No skips, no shuffles

Monday, December 03, 2007

Bruckner
Motets

I have had to skip back – it’s Sunday afternoon, I thought I would take a break from presentation notes (presentation a week on Monday, the fear…) and drink my detox tea, light a candle, eat a wholemeal pita with laughing cow spread (which I am alarmingly addicted to at the moment) and read the newspaper while listening to this. The first track, the one I know the best plays and I was swept away, again. Os Justi was sung by the Bolton Youth Choir a number of times when I was a member, and we all swooned collectively each time we sang it. I don’t know what the words mean, my Latin has survived enough to pick up the odd phrase only. I have sung it as a second soprano and alto. I know which way the lines move inside it and I know the way it is going overall. Caroline and I grabbed each others hands once during a singing when we reached the “ejus in corde” section and found the lines lapping over one another, round and round and the voices climbing. I remember the big cathedral/performance hall thing at Bolton School (private and posh but useful for concerts) and the town hall in Paderborn and many coach journeys where we also sang it. I sang it at York and was so staggered and overjoyed to find I could say “I know this” (I have always loved recognition in this way).
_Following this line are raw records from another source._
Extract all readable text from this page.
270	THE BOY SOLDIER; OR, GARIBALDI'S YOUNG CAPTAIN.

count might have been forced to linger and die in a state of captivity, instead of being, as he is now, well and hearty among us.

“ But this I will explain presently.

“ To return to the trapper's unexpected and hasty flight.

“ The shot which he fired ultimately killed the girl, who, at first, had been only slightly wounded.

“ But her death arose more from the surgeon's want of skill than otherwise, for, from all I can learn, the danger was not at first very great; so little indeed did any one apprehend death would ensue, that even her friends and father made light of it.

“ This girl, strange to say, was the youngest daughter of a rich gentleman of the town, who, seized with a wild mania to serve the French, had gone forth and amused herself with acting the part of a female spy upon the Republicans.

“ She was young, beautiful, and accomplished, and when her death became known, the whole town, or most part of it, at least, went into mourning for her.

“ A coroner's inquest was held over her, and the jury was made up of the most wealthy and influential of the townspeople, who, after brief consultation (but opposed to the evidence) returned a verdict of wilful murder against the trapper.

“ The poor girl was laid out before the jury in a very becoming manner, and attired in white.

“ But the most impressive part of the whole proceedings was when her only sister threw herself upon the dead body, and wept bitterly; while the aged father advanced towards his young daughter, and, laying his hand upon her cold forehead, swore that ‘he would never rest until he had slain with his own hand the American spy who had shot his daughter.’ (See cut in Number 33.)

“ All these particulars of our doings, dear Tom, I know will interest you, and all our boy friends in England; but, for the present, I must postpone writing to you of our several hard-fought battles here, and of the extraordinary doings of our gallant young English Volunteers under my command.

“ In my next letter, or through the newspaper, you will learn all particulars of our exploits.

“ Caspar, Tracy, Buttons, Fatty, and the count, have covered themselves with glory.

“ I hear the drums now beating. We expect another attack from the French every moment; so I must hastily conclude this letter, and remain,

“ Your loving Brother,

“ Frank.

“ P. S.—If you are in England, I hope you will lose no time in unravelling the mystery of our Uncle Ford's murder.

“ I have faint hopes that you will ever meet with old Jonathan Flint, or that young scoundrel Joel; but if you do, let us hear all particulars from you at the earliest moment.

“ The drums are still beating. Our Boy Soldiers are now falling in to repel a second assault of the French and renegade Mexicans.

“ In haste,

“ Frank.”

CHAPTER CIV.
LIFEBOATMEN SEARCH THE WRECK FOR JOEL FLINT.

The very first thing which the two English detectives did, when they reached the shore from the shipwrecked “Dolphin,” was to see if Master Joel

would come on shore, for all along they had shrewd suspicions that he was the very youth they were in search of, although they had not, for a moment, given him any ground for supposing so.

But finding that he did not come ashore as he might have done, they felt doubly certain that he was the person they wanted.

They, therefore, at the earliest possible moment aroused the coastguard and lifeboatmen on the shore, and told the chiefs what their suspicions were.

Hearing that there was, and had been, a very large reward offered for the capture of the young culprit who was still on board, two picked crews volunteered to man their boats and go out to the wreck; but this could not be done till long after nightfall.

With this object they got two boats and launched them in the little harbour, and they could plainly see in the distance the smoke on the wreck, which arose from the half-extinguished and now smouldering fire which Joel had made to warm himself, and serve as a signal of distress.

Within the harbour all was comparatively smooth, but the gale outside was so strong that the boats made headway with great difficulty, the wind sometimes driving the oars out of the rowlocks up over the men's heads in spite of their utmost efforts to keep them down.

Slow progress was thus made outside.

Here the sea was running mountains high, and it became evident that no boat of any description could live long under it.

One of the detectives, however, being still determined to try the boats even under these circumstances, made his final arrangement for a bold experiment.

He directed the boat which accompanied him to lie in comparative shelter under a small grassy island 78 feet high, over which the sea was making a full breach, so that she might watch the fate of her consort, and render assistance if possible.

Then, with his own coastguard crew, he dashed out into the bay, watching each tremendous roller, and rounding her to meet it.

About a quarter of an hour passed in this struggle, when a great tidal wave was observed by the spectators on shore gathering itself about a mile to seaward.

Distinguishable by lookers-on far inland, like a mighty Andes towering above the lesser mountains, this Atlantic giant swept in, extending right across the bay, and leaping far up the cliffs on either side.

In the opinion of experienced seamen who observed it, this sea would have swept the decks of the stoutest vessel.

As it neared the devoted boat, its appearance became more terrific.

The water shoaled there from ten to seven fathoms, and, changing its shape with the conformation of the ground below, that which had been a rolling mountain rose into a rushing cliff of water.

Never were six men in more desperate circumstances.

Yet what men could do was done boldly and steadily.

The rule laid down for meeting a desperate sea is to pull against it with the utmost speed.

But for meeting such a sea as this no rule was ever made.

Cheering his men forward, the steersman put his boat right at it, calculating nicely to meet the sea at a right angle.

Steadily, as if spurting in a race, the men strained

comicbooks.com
I think of John with the beard who died of a blood clot in 1997. I don’t know any other choral piece that affects me the same way. I want to put my head on my knees and sit in a dark room.

I dreamt last night at “Amen” and “Ejus” meant the same thing, that it meant “I am” and in that way, the resounding full stop of Christianity really falls more into the lap of humanism. It was just a dream though.

I know the next one from performances too, Locus iste, but it never got me the same way. I think of the rehearsal room at Dean School where I ran from the room holding some-one’s remarkably exotic mobile phone as I was told unsympathetically that my Dad had had another heart attack. I wonder now if it was panic. There was no sympathy from anyone, anywhere. I found the abstract lines of these motets a comfort at the time.

Today feels heavy in a kind of gold and velvet way…I am wearing a new slightly glamorous purple jumper and burning a delicious caramel-smelling candle. The shops and the newspaper are full of Christmas and my plans are up in the air again. The heady church-like atmosphere clearly fits the music. Apart from the opening two I don’t really know the other pieces, there’s one I’m sure I recognise from singing at York. I know very little about Bruckner… late Romantic. Removed from the Wagner/Berlioz or Tchaikovsky style sparkling Romanticism – I have Bruckner instead with Brahms in my head, who I know even less about, but I did like his violin concerto. I went to hear Bruckner’s 4th Symphony at York but I heard it only the once. It had the same feel to it that these motets did though, all the cellos deep and wonderful. I sat next to Robin and he sat muttering about how it was all “so over-emotional”. I shushed him and tried to lose myself in the music again – what’s wrong with that emotion? I normally admire the lines and structure so much (and so much more now) in “classical” (I hate that I conform to this HMV classification too) in music; Bruckner feels special in this way for alighting the clenched-fist-eyes-shut feelings I usually feel elsewhere.